Bale (I don't know the character's name; no one has a name in this movie) has an angry father (Brian Dennehy) and an even angrier brother (Wes Bentley) and he himself is haunted and morose most of the time. One wonders why these people are so aggrieved. They are white, rich, good looking and they live in sunny L.A.
Bale parties hard, fucks all the beautiful women, cruises around L.A. in a magnificent old convertible. What the hell is his problem? His problem is Terrence Malick, who instead of telling a story, paints a tone poem. Alas, there already exists a pretty nifty tone poem about L.A. It's called Mulholland Drive.

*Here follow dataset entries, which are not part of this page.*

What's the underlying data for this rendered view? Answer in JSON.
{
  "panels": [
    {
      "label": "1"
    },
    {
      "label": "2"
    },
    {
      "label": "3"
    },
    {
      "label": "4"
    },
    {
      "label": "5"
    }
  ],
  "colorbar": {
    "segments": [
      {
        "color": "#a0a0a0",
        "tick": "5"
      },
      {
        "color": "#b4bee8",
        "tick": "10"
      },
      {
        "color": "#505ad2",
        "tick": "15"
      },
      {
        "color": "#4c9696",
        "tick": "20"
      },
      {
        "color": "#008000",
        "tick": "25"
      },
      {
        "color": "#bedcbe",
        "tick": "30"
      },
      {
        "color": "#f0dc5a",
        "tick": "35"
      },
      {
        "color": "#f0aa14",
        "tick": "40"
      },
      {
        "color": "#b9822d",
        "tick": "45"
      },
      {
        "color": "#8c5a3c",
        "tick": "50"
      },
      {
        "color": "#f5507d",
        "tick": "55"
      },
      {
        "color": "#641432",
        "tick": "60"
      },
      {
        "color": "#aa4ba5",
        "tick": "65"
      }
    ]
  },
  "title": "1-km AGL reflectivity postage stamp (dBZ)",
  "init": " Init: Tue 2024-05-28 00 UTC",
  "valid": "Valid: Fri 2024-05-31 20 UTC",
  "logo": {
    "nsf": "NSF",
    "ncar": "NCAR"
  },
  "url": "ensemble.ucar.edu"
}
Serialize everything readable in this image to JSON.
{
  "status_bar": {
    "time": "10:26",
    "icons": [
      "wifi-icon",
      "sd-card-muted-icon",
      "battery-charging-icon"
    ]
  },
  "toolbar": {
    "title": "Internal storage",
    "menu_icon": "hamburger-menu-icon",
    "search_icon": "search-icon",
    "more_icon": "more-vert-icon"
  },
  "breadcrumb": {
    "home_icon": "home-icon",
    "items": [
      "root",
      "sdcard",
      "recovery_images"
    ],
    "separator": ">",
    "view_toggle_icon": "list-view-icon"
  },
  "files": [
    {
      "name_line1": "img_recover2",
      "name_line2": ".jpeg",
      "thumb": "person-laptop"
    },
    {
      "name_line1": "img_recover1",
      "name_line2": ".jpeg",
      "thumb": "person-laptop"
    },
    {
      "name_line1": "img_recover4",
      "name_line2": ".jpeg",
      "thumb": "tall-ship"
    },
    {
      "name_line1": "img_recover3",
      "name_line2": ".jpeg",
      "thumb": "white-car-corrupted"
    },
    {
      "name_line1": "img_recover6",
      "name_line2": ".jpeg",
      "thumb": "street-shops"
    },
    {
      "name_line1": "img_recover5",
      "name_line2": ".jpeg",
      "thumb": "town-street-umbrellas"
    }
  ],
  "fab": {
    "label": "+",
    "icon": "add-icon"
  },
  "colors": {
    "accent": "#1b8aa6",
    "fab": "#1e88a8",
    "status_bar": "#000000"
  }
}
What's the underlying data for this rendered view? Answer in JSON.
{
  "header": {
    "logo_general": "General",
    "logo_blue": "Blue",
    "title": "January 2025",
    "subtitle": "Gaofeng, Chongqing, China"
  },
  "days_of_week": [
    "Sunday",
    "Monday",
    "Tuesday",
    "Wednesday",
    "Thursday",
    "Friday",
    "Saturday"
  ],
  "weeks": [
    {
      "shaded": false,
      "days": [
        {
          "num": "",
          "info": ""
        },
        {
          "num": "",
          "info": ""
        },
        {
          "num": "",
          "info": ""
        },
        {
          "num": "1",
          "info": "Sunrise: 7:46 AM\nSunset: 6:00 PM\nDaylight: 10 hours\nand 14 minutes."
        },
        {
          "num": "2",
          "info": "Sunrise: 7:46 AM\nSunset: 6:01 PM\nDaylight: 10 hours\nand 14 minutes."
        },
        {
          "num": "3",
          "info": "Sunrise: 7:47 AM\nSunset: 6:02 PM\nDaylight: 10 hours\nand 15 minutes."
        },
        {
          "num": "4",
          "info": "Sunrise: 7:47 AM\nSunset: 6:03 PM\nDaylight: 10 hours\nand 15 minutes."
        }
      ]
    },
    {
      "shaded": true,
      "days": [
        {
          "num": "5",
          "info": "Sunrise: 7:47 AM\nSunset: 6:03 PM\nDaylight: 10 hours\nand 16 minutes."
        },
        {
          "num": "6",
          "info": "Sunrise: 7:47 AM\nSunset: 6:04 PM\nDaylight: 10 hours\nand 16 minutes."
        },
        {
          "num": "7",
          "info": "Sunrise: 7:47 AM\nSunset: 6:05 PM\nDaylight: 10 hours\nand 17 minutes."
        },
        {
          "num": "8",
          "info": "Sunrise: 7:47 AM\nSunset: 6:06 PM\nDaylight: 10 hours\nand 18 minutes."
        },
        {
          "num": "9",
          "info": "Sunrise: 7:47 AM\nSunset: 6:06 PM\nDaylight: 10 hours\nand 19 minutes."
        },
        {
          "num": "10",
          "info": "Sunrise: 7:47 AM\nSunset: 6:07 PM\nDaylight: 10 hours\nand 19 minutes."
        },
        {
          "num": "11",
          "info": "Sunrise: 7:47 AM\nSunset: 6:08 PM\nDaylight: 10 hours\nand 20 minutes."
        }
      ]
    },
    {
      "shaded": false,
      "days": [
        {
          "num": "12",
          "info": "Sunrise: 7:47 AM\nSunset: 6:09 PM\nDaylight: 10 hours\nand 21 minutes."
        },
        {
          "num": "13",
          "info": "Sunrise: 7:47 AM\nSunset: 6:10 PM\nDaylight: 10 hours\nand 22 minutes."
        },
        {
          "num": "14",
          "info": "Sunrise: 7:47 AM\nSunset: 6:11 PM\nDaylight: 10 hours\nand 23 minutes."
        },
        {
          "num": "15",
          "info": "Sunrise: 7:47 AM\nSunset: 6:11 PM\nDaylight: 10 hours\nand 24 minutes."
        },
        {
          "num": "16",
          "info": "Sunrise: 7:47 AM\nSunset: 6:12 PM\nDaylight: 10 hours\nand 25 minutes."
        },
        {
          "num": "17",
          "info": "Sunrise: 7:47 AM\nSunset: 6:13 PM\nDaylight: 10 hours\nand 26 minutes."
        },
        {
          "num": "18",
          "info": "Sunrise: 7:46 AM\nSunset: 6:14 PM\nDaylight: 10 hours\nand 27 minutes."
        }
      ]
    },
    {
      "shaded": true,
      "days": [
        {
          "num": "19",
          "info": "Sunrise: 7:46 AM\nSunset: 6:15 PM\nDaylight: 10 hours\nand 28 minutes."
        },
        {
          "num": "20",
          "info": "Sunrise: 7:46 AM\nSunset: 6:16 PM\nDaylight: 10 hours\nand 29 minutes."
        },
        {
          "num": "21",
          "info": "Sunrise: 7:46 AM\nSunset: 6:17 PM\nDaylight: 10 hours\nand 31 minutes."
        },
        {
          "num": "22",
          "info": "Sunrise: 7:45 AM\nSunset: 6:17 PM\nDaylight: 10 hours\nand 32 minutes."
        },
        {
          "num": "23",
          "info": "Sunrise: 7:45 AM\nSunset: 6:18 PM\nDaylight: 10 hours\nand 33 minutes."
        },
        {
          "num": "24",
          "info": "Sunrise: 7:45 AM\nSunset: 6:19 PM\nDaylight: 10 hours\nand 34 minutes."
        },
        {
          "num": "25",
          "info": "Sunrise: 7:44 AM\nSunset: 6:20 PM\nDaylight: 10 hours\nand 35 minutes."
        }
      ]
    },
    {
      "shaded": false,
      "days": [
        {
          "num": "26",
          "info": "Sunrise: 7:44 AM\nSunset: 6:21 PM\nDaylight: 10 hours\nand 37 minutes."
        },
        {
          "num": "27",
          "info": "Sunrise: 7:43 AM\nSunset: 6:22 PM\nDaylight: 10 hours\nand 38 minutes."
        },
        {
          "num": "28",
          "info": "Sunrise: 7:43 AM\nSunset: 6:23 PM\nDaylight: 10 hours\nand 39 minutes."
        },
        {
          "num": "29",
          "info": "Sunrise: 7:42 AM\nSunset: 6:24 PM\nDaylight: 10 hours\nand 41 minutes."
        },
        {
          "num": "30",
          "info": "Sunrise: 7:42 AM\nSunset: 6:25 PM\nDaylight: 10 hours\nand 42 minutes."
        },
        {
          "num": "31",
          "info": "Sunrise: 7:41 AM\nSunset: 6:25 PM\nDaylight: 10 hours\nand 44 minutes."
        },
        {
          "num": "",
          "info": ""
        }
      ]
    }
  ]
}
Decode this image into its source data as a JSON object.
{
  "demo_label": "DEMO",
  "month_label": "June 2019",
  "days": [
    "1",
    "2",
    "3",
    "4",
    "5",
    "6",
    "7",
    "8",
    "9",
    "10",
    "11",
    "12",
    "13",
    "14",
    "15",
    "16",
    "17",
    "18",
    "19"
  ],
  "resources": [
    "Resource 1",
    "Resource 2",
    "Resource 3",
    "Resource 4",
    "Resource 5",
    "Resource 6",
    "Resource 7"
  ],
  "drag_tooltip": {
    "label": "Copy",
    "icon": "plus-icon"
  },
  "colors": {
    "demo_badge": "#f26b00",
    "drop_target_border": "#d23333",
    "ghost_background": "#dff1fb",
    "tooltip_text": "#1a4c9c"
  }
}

Now, there have been some great movies about Hollywood that ooze bile at the industry and what it does to writers, like Billy Wilder's Sunset Blvd. and the Coens' Barton Fink, or Robert Altman's The Player and David Lynch's aforementioned nightmare. Knight Of Cups is not in this hallowed group.
It is too aimless and generic. Yes, the industry is full of greedy bastards and the glitz of entertainment hides unfathomable depths of depravity. Yes, rampant capitalism is decadent and unfair, but, a) tell us something we don't know and b) if you find it so distasteful, why give it so much taste? Knight of Cups is like the In Style magazine version of a Hollywood apocalypse. People party but there is not a drug in sight, they fuck with their clothes on. Their biggest sin is vapidity.
This is Malick's L.A. movie, and once in a while the camera sweeps into the vast, manicured emptiness, the lights of Sunset Boulevard, or down to skid row, where Bale and his brother go slumming for no apparent reason. L.A. looks great but there have been sharper, better L.A. movies. One look at the L.A. River and one really pines for Chinatown.
To make matters more ridiculous, the narrative structure is based on tarot cards, with each card representing a facet of the life of this guy, a rather sophomoric concept. Kudos go to the three editors who not only did a beautiful job with Chivo's swaying camera moves, but who also managed to weave a more or less coherent narrative. In The Tree Of Life Malick was somehow able to marry his spiritual ideas to a simple story of a beautiful family with an angry, distant dad. But this time the conceit feels shoehorned to the milieu. Judging Hollywood or the entertainment industry calls for articulation, irony, preciseness. This movie has no sense of humor, no wit, it's nothing but pretentious mystical bullshit, like a dead serious version of Entourage -- something no one wants to see.
And it goes on forever.
It most resembles a mystical Lifestyles of The Rich And Famous, or, if you are into interior decorating, a catalog of premium real estate properties in Los Angeles. Either way, it's an utter waste of time. And what's with the Jewish music?